Since we have the lengths of 2 sides and a cosine of the angle between them, we can use the Law of Cosines to find the length of the 3rd side (which is $a$ ): $a^2 = 9 + 36 - 36*\left(\frac{1}{8} \right) \ \Rightarrow \ \ a = \frac{9 \sqrt{2}}{2}$

Now we'll add in the angle bisector and call $BD \ \ y$ , so $DC = \frac{9 \sqrt{2}}{2} - y$ . Use the Angle Bisector Theorem to find the value of y: $\frac{3}{y} = \frac{6}{9\sqrt{2} / 2 - y} \Rightarrow \ y = \frac{3\sqrt{2}}{2}$ Finally, use Law of Cosines on $\triangle ABD$ , but we'll need to find $cos(\angle BAD)$ to do that. We'll use the Half-Angle Identity: $cos\left(\frac{\angle BAC}{2}\right) = \sqrt{\frac{1 + 1/8}{2}} = \sqrt{\frac{9}{16}} = \frac{3}{4}$

Now use Law of Cosines to find $AD$ : $\left(\frac{3\sqrt{2}}{2}\right)^2 = 3^2 + AD^2 - 6AD*cos \left(\angle BAD\right) \\ \frac{9}{2} = 9 + AD^2 - 6AD(\frac{3}{4}) \\ 9 = 18 + 2AD^2 - 9AD \\ 2AD^2 - 9AD + 9 = 0 \\$

Using the Quadratic formula, we see that $AD = \boxed{3}$ .

(Couldn't add in some of the calculations since my solution was getting long :P).
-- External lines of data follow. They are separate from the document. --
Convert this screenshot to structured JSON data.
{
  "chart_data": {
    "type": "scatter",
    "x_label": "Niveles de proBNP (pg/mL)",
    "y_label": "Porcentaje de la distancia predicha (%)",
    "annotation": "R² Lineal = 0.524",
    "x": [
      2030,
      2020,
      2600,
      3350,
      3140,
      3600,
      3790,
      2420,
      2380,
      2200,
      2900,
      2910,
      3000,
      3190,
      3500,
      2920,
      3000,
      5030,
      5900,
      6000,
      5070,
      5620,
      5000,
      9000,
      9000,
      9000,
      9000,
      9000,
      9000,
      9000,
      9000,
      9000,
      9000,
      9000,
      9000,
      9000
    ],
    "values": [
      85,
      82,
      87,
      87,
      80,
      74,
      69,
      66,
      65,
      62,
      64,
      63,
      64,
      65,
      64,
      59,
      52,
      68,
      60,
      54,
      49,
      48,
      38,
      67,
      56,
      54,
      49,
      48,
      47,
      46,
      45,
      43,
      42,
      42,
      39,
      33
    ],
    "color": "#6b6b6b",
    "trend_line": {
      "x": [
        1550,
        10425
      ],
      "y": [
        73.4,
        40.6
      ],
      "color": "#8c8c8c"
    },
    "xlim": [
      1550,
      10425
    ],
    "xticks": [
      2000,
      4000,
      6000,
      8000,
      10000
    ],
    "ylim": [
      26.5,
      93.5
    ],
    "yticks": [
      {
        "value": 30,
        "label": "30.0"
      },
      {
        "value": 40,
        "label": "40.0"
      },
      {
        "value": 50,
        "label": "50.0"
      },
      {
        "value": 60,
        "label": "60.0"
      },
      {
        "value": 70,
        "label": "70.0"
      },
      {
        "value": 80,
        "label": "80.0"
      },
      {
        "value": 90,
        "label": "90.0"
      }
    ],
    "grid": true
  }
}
Use Law of Cosines to find $BC$ :

$BC^2=AB^2+AC^2-2(AB)(AC)(\cos \angle BAC)\\ BC^2=3^2+6^2-2(3)(6)(\cos \angle BAC)\\ BC^2=45-36\left(\dfrac{1}{8}\right) \\ BC^2=\dfrac{81}{2}\\ BC=\dfrac{9}{\sqrt{2}}$

Finally, use Stewart's Theorem to find $AD$ :

$AD=\dfrac{\sqrt{(AB)(AC)(AB+AC+BC)(AB+AC-BC)}}{AB+AC}\\ AD=\dfrac{\sqrt{(3)(6)(3+6+\frac{9}{\sqrt{2}})(3+6-\frac{9}{\sqrt{2}})}}{3+6}\\ AD=\boxed{3}$